Ive always wanted to collect vinyl, because honestly only analog is real! But how the fuck you have gonna collect vinyl on the streets? Unless you gotta decent enough vehicle that you can screw down a record player or something, but then they also warp and break, can't carry em in a pack for too long, and can't really listen to them anywhere but inside. So how does a street kid collect music? Cd's are second rate, digital and always scratch or break. Mp3's? Let's not even go there... So what's the answer?? Tape cassettes!!!! They can endure alot, they'll even fit in your pocket, they 100% analog, and you can take em anywhere and blast em on a boombox!!! But where the hell you gonna find tape cassettes of bands you like?? Some large record stores carry cassettes, but the only downside is you'd have to go online for the most part.
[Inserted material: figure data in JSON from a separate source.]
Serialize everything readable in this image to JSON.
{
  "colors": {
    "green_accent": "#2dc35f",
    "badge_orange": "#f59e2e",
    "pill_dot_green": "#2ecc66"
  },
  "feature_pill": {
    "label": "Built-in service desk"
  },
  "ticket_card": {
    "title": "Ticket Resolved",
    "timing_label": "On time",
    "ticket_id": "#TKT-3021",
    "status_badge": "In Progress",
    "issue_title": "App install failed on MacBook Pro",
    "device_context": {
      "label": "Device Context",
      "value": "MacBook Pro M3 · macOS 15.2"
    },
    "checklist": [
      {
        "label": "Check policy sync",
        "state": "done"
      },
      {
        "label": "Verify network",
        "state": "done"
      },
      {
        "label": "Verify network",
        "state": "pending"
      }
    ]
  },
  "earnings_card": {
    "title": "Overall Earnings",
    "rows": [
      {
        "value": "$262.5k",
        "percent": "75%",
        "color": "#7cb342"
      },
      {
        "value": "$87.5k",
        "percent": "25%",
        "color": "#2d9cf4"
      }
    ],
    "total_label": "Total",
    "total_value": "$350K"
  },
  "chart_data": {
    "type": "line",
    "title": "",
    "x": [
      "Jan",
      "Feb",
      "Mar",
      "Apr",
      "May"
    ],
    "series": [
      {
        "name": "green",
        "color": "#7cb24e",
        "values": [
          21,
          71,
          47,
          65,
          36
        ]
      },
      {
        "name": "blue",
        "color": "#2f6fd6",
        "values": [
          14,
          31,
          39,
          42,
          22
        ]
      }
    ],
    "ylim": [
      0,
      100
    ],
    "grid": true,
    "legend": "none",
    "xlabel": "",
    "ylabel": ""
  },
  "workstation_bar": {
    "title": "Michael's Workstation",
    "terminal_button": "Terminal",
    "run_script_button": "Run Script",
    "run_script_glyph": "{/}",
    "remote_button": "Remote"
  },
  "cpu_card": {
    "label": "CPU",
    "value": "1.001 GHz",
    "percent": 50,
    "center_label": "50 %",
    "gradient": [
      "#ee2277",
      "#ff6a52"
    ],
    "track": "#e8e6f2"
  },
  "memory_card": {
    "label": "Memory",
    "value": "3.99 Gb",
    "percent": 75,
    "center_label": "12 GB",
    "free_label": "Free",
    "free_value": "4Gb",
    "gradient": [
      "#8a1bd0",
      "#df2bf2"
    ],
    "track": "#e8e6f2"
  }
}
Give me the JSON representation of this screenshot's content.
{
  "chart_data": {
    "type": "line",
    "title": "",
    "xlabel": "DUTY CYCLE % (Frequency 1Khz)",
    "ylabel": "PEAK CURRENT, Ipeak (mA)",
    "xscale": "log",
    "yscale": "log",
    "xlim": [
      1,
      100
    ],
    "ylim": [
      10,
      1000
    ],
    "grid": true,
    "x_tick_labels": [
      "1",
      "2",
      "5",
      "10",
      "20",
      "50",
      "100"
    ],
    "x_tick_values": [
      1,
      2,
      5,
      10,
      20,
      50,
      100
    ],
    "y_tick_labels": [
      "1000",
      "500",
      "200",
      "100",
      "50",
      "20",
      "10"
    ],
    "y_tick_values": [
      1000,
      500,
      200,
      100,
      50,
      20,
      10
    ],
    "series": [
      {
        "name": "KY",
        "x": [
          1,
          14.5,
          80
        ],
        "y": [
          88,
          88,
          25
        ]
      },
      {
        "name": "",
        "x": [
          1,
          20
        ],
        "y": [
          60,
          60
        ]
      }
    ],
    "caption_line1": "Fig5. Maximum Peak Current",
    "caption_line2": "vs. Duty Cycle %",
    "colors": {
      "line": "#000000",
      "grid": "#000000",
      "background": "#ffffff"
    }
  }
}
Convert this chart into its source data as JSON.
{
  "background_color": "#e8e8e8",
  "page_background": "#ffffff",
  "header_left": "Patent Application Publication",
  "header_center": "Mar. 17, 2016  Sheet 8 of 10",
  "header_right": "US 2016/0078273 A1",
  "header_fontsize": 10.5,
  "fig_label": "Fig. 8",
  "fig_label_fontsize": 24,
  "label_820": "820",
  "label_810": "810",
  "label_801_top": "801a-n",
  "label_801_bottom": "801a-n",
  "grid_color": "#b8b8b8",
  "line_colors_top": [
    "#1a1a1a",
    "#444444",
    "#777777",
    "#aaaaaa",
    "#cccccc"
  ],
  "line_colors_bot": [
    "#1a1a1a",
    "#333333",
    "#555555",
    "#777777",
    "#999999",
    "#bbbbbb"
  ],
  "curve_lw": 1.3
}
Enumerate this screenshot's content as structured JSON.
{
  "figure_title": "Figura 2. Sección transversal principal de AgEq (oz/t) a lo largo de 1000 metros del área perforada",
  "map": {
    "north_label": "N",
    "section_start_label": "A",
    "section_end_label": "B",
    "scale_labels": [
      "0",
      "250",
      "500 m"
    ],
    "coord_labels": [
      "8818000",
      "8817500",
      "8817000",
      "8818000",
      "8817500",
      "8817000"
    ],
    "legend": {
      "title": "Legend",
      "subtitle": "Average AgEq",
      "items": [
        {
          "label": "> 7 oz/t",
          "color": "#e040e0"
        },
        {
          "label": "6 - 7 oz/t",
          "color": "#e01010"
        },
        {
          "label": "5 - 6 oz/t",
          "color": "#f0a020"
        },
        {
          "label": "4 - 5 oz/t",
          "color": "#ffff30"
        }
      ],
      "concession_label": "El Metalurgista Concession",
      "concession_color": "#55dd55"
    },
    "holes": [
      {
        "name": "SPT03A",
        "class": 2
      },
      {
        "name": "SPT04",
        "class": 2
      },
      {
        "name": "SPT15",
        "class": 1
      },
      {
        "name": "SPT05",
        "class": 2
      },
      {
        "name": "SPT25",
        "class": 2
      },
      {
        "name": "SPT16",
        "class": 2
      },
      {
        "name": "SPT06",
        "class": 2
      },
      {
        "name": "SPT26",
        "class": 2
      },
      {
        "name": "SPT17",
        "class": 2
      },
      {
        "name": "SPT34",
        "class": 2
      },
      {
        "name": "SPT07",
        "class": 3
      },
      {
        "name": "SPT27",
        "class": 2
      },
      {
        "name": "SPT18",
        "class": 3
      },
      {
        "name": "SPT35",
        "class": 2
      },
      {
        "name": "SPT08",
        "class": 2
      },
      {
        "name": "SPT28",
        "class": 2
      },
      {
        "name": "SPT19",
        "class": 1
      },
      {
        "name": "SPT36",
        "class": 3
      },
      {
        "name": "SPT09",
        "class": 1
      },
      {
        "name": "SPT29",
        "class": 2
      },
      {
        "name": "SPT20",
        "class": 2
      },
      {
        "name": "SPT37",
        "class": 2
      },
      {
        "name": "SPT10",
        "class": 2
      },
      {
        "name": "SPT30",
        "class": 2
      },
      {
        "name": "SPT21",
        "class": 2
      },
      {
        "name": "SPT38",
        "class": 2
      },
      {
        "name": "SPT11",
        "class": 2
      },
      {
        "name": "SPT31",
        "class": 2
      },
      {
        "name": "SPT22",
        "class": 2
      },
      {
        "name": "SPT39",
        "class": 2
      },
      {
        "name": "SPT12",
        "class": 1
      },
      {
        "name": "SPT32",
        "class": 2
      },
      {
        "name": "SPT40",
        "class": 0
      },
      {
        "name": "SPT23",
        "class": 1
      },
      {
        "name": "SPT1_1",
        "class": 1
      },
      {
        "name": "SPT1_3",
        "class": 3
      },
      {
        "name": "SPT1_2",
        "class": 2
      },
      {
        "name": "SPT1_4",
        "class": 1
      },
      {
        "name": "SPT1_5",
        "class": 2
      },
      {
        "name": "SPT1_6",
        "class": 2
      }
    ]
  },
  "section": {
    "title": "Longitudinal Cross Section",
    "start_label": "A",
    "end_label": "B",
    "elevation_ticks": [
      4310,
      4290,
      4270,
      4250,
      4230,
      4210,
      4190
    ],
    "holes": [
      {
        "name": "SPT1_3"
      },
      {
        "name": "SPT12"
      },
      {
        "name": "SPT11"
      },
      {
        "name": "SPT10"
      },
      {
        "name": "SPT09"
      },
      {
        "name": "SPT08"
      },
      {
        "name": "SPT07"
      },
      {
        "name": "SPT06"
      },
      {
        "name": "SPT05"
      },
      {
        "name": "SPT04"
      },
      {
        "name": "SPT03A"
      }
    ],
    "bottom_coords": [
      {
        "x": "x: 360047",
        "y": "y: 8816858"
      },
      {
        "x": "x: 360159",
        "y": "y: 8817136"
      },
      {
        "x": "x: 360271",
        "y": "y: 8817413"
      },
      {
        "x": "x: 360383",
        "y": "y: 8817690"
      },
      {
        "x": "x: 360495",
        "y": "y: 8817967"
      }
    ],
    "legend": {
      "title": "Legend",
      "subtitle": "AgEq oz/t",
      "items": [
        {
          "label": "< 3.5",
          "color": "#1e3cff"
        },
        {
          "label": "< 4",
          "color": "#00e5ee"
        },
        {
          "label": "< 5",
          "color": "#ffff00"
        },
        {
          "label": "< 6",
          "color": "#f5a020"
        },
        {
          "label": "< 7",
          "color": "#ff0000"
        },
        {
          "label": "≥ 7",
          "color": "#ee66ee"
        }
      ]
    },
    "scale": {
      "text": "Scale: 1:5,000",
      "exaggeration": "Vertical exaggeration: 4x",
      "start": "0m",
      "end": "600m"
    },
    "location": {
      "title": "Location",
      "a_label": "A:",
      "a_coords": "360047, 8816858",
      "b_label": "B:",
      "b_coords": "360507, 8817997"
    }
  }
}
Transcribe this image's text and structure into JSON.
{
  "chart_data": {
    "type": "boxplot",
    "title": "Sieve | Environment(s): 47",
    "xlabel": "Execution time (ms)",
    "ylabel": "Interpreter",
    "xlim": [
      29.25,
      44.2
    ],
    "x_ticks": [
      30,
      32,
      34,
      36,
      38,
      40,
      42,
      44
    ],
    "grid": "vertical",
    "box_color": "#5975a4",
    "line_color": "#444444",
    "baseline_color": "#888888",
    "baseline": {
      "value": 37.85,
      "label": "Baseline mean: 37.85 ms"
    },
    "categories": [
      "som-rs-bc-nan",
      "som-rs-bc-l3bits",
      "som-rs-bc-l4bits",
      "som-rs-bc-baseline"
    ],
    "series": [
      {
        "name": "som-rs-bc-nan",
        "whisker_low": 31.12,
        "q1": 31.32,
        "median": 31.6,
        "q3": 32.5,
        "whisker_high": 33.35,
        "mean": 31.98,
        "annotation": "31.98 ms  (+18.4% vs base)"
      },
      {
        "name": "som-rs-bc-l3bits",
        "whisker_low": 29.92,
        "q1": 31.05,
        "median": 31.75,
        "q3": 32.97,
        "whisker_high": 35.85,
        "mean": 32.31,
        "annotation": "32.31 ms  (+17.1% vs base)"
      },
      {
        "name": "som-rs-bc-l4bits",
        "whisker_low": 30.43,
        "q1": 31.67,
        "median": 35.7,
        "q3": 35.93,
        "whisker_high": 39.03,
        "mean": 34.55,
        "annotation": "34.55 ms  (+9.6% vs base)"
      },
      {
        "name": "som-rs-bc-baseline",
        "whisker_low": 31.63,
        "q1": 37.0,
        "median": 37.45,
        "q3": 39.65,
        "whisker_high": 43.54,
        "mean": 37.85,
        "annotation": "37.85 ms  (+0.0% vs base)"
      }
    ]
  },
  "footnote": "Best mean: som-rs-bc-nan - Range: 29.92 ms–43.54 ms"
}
Which might seem impossible for some, but what I do is I pay for a UPS box (which also counts as a legal Street address and it's about $60 for 3 months) and then use a prepaid debit card to put money into. Typically discogs.com and eBay.com are easier to find what you're looking for but alot of record labels are pressing cassettes again these days. There's also small diy distros in Malaysia and Indonesia (where cassettes have still never faded away) that are rereleasing lots of high quality punk cassettes. If you're into metal you'll know cassettes have come back full force in that scene, hellshead bangers and analog worship have endless metal cassettes available. I personally collect more crust punk cassettes than any other genre myself tho. But it's so awesome... Cause I know we all dream of having a music collection one day and honestly you pretty much gotta have a house to collect vinyl and you can't just bring them anywhere and listen to them, so people eventually settle down to build their vinyl collection, when they don't have to, to collect analog music! The feeling of having the real thing in your hands and blasting an analog format of it with a boombox outside is a priceless feeling. I also plan on starting a distros eventually that rereleases classic and newer crust/d-beat/etc on cassette format. Any other cassette collectors out there? And feel free to ask me any questions that relate to this hobby!


----------



## Primitive (Mar 28, 2016)

I'll make this thread a bit more interesting by posting some cassettes im listening to at the moment, tonight some consume - self-titled discography with some new castle brown ales


----------



## snax (Jun 13, 2016)

Tapes are rad! Usually I can only find punk tapes at shows, but all the other weird ways of collecting tapes has led me to some great shit I would have never heard of.

The trash is always a great place for tapes if ur in a city. Yard Sales as well. I've even bummed a lot of cool tapes off my friends parents. Everyone is tryina get rid of them it's great.


----------



## Fatboy (Jun 21, 2016)

Tapes are cool, just picked up the Mentors on cassette.


----------